Eine weitere, weniger offensichtliche Ähnlichkeit: die Suche nach einer gewissen Lebensqualität. Ob die Tradwife, die ihren Garten in der Normandie bestellt, oder das Sugar Baby, das ein Wochenende in Annecy genießt, beide versuchen, dem Stress des modernen Alltags zu entfliehen. Übrigens beschreibt Sugar Daddy Planet diese Dynamik als Antwort auf den beruflichen und emotionalen Burnout, von dem besonders Millennials und Gen Z betroffen sind.

Die Unterschiede, die die Nuancen ausmachen
Lassen Sie uns nun die Unterschiede vertiefen. Eine Tradwife ist oft eine lebenslange Bindung, die in konservativen Werten verankert ist, mit Kindern und einem Haus in einem schicken Vorort wie Neuilly-sur-Seine. Im Gegensatz dazu ist ein Sugarbaby eher fließend, zeitlich begrenzt, wie ein stillschweigender Vertrag, der von einem Tag auf den anderen enden kann - ein bisschen wie ghoster auf einer Dating-App. Auf X postete eine französische Nutzerin: «Tradwife = forever, sugar baby = for now. Simple as bonjour.»
Darüber hinaus verändert der gesellschaftliche Kontext alles. Tradwives surfen auf einer Retrowelle, die durch Serien wie «The Marvelous Mrs. Maisel» oder französische Podcasts über moderne Paare angekurbelt wird.

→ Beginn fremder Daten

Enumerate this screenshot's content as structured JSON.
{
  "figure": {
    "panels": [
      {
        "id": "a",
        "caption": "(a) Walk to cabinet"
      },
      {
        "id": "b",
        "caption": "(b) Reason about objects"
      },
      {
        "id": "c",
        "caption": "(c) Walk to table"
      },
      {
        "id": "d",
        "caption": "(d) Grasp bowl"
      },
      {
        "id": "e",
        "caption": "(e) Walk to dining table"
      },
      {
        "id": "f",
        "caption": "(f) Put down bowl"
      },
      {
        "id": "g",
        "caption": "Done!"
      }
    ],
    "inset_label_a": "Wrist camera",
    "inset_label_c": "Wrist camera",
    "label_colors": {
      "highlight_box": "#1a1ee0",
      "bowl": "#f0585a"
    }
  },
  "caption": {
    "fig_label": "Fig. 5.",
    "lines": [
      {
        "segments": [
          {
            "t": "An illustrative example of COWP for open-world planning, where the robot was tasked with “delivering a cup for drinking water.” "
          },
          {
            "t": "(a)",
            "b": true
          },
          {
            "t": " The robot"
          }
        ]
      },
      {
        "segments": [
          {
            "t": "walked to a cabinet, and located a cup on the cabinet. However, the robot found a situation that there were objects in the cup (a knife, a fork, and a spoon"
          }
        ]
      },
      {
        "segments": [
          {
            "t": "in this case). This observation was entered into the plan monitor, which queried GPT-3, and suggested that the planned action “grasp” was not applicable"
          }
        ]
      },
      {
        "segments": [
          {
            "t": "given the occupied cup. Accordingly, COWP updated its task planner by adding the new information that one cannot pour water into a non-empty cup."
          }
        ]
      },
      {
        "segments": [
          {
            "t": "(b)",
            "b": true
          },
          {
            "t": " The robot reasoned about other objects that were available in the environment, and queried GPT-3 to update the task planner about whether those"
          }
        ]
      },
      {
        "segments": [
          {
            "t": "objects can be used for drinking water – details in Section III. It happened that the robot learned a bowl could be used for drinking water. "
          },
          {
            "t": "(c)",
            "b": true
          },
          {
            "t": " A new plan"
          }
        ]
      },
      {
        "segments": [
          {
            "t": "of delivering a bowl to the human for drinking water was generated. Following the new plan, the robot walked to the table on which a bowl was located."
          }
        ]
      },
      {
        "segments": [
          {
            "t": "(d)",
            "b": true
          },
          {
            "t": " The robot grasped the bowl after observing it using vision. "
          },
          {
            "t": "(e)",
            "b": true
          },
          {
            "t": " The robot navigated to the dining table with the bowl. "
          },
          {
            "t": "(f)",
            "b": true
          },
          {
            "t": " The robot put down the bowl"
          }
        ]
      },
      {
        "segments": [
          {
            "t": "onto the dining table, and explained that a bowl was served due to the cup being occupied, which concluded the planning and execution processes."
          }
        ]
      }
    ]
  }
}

Sugar Babies hingegen navigieren durch eine digitale Welt, mit App-Matches und spontanen Reisen nach Annecy für ein Wochenende am See.

Tradwives werden eher für ihre antifeministische Seite kritisiert, während Sugarbabies als pragmatisch gelten, vor allem unter Millennials, die mit den Mieten in Bordeaux zu kämpfen haben. In Regionen wie der Côte d'Azur, wo sich der Glamour von Cannes mit Luxus und diskreten Arrangements mischt, scheinen Sugar Babies besser mit dem hektischen Tempo zurecht zu kommen, im Gegensatz zu Tradwives, die die Ruhe eines provenzalischen Dorfes wie Gordes bevorzugen.
Auch die Transparenz unterscheidet sich grundlegend. Eine Tradwife bewegt sich in einem Rahmen, der gesellschaftlich akzeptiert ist und in bestimmten konservativen Kreisen sogar geschätzt wird. Ein Sugar Baby bewegt sich, auch wenn sich die Mentalität ändert, immer noch in einer Grauzone zwischen moralischem Urteil und Anerkennung ihrer Autonomie. Das ist übrigens ein Thema, das auf Sugar Daddy En France (sugardaddyenfrance.fr) ausführlich behandelt wird, wo die Erfahrungsberichte zeigen, wie authentische Beziehungen aufbauen trotz aller Vorurteile.
Was es über unsere Zeit aussagt
Rückblickend betrachtet beleuchten diese Ähnlichkeiten und Unterschiede, wie sich Geschlechterrollen in unserer Gesellschaft verändern - oder auch nicht. In den Netzwerken toben die Debatten, mit viralen Tweets, die das Ganze mit einer Episode von «Plan Coeur» auf Netflix vergleichen. Nichtsdestotrotz, egal ob Sie das eine oder das andere reizt, wichtig ist, dass Sie eine bewusste Entscheidung treffen, mit einer Prise französischem Esprit - jener Kunst, Beziehungen mit Eleganz und einem Hauch von Humor zu navigieren.

Wenn Sie also in Aix-en-Provence einer Tradwife beim Kaffeeschlürfen oder in Lyon einem Sugarbaby bei einer Vernissage begegnen, fragen Sie sich: Ist das wirklich so anders? Vielleicht im Grunde gar nicht so sehr. Beide verkörpern Lebensentscheidungen, die sich den Normen widersetzen, jede auf ihre Weise. Und wer sind wir in einer Welt, in der die individuelle Freiheit an erster Stelle steht, um zu urteilen?
Sicher ist, dass diese Phänomene weiterhin für Gesprächsstoff sorgen werden, in den Netzwerken ebenso wie in den Pariser Bistros. Denn letztlich berühren sie etwas Universelles: die Suche nach einem Gleichgewicht zwischen Unabhängigkeit und Sicherheit, Authentizität und Leistung, Tradition und Moderne. Und das ist faszinierend.